Галина Ширяева - Земля лунной травы
Это Нюрка заметила ее первая. Было у нее к Наташе особое, полувраждебное отношение. Наверно, из-за несостоявшейся когда-то дружбы в те времена, когда Наташа обходила сторонкой страшные Нюркины ворота.
— Ага! Явилась наконец-то!
— Здрасьте! Милости просим!
Наташе стало совсем грустно. Вот пришла она к ним одна. Впервые одна, без Али. И словно пустоту какую-то принесла им в своих ладонях. А они этого не заметили… Не заметили, что без Али. Уже привыкли…
— Что же это ты, Суркова, в этом году от нас совсем откололась?
— Как айсберг, братцы! Мы тут вокруг огурцов пол-лета по грязи ползали, а она уплыла неизвестно куда. Куда уплывала-то?
То, что они так дружно, с веселой руганью набросились на нее, немножко ее утешило: если бы считали чужой, встретили бы равнодушно — так, как встречали каждый год Райку.

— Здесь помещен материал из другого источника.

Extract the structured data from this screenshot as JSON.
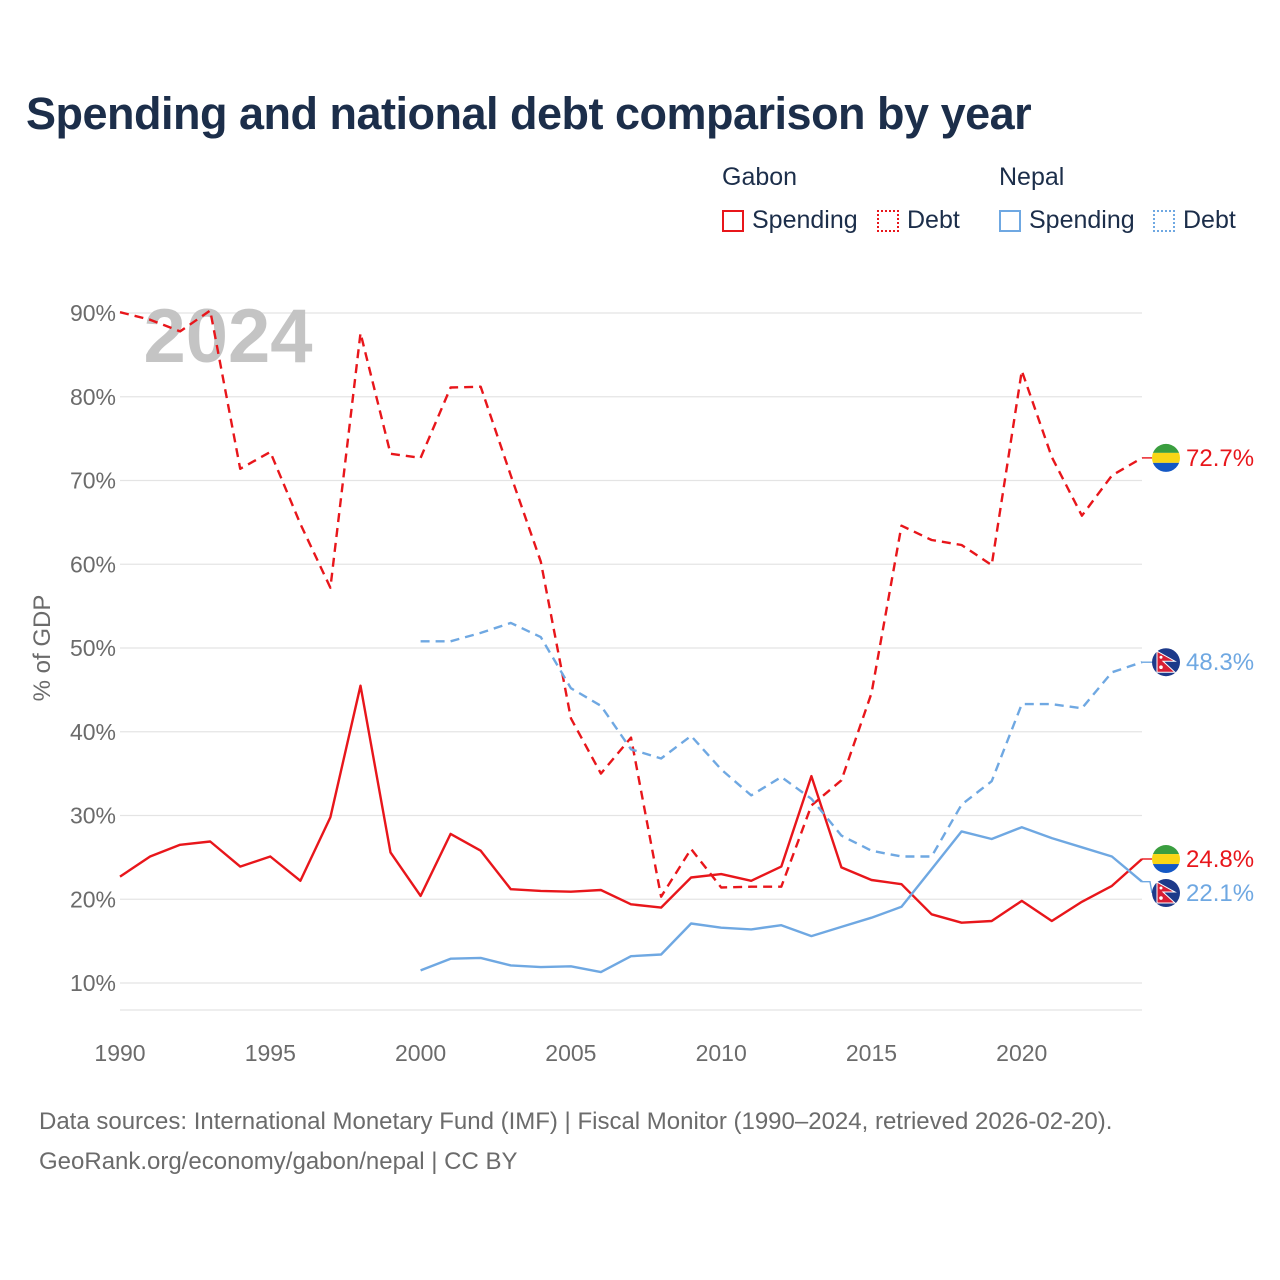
{
  "title": "Spending and national debt comparison by year",
  "legend": {
    "groups": [
      {
        "name": "Gabon",
        "items": [
          {
            "label": "Spending",
            "style": "solid",
            "color": "#e8161b"
          },
          {
            "label": "Debt",
            "style": "dotted",
            "color": "#e8161b"
          }
        ]
      },
      {
        "name": "Nepal",
        "items": [
          {
            "label": "Spending",
            "style": "solid",
            "color": "#6fa8e2"
          },
          {
            "label": "Debt",
            "style": "dotted",
            "color": "#6fa8e2"
          }
        ]
      }
    ]
  },
  "footer": {
    "line1": "Data sources: International Monetary Fund (IMF) | Fiscal Monitor (1990–2024, retrieved 2026-02-20).",
    "line2": "GeoRank.org/economy/gabon/nepal | CC BY"
  },
  "chart_data": {
    "type": "line",
    "title": "Spending and national debt comparison by year",
    "watermark_year": "2024",
    "xlabel": "",
    "ylabel": "% of GDP",
    "xlim": [
      1990,
      2024
    ],
    "ylim": [
      5,
      90
    ],
    "x_ticks": [
      1990,
      1995,
      2000,
      2005,
      2010,
      2015,
      2020
    ],
    "y_ticks": [
      10,
      20,
      30,
      40,
      50,
      60,
      70,
      80,
      90
    ],
    "y_tick_labels": [
      "10%",
      "20%",
      "30%",
      "40%",
      "50%",
      "60%",
      "70%",
      "80%",
      "90%"
    ],
    "grid": true,
    "colors": {
      "gabon": "#e8161b",
      "nepal": "#6fa8e2"
    },
    "series": [
      {
        "name": "Gabon Debt",
        "country": "gabon",
        "style": "dashed",
        "end_label": "72.7%",
        "x": [
          1990,
          1991,
          1992,
          1993,
          1994,
          1995,
          1996,
          1997,
          1998,
          1999,
          2000,
          2001,
          2002,
          2003,
          2004,
          2005,
          2006,
          2007,
          2008,
          2009,
          2010,
          2011,
          2012,
          2013,
          2014,
          2015,
          2016,
          2017,
          2018,
          2019,
          2020,
          2021,
          2022,
          2023,
          2024
        ],
        "values": [
          90.1,
          89.2,
          87.8,
          90.3,
          71.4,
          73.4,
          64.8,
          57.2,
          87.6,
          73.2,
          72.7,
          81.1,
          81.2,
          70.6,
          60.3,
          41.6,
          35.0,
          39.3,
          20.3,
          26.0,
          21.4,
          21.5,
          21.5,
          31.2,
          34.2,
          44.6,
          64.6,
          62.9,
          62.3,
          59.9,
          83.1,
          72.8,
          65.8,
          70.6,
          72.7
        ]
      },
      {
        "name": "Gabon Spending",
        "country": "gabon",
        "style": "solid",
        "end_label": "24.8%",
        "x": [
          1990,
          1991,
          1992,
          1993,
          1994,
          1995,
          1996,
          1997,
          1998,
          1999,
          2000,
          2001,
          2002,
          2003,
          2004,
          2005,
          2006,
          2007,
          2008,
          2009,
          2010,
          2011,
          2012,
          2013,
          2014,
          2015,
          2016,
          2017,
          2018,
          2019,
          2020,
          2021,
          2022,
          2023,
          2024
        ],
        "values": [
          22.7,
          25.1,
          26.5,
          26.9,
          23.9,
          25.1,
          22.2,
          29.8,
          45.5,
          25.6,
          20.4,
          27.8,
          25.8,
          21.2,
          21.0,
          20.9,
          21.1,
          19.4,
          19.0,
          22.6,
          23.0,
          22.2,
          23.9,
          34.7,
          23.8,
          22.3,
          21.8,
          18.2,
          17.2,
          17.4,
          19.8,
          17.4,
          19.7,
          21.6,
          24.8
        ]
      },
      {
        "name": "Nepal Debt",
        "country": "nepal",
        "style": "dashed",
        "end_label": "48.3%",
        "x": [
          2000,
          2001,
          2002,
          2003,
          2004,
          2005,
          2006,
          2007,
          2008,
          2009,
          2010,
          2011,
          2012,
          2013,
          2014,
          2015,
          2016,
          2017,
          2018,
          2019,
          2020,
          2021,
          2022,
          2023,
          2024
        ],
        "values": [
          50.8,
          50.8,
          51.8,
          53.0,
          51.3,
          45.2,
          43.1,
          37.9,
          36.8,
          39.5,
          35.5,
          32.4,
          34.6,
          32.0,
          27.6,
          25.8,
          25.1,
          25.1,
          31.3,
          34.1,
          43.3,
          43.3,
          42.8,
          47.1,
          48.3
        ]
      },
      {
        "name": "Nepal Spending",
        "country": "nepal",
        "style": "solid",
        "end_label": "22.1%",
        "x": [
          2000,
          2001,
          2002,
          2003,
          2004,
          2005,
          2006,
          2007,
          2008,
          2009,
          2010,
          2011,
          2012,
          2013,
          2014,
          2015,
          2016,
          2017,
          2018,
          2019,
          2020,
          2021,
          2022,
          2023,
          2024
        ],
        "values": [
          11.5,
          12.9,
          13.0,
          12.1,
          11.9,
          12.0,
          11.3,
          13.2,
          13.4,
          17.1,
          16.6,
          16.4,
          16.9,
          15.6,
          16.7,
          17.8,
          19.1,
          23.6,
          28.1,
          27.2,
          28.6,
          27.3,
          26.2,
          25.1,
          22.1
        ]
      }
    ]
  }
}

Но все равно то утреннее, грустное настроение ее не оставило, лишь окончательно прояснилась причина этого настроения — Аля уехала и не пишет…
— А что это вы рассаду так рано высаживаете?
— А в Тепличном так каждый год высаживают. Ишутин опыт перенимает. Того и гляди, сам в передовики на помидорах выйдет…
От тоненьких светлых стебельков рассады шел запах, какой бывает лишь однажды в году — когда разрежешь самый первый, покрасневший раньше других помидор, единственный на весь огород, и Наташе стало еще грустнее. Прошло лето, последнее ее школьное лето. И первый помидор с бабушкиного огорода в этом году съела Райка…
Нет, вы скажите, братцы! — не унималась Нюрка. — Почему мы тут пол-лета вокруг огурцов ползали, а она — как айсберг!
— Так у нее же бабкин характер! Прорубь, прорубь ей дайте, сердешной! Где прорубь?
— Бабка-то, говорят, прошлый раз после собрания опять у Петровны шумела. Все равно, говорит, картошку в этом году убирать незачем. Все равно, говорит, фитофтора!
— Ну и правильно шумела!
— Что правильно-то? Что правильно? До Ишутина еще картошку запустили! Не надо было каждый год на одном поле сеять!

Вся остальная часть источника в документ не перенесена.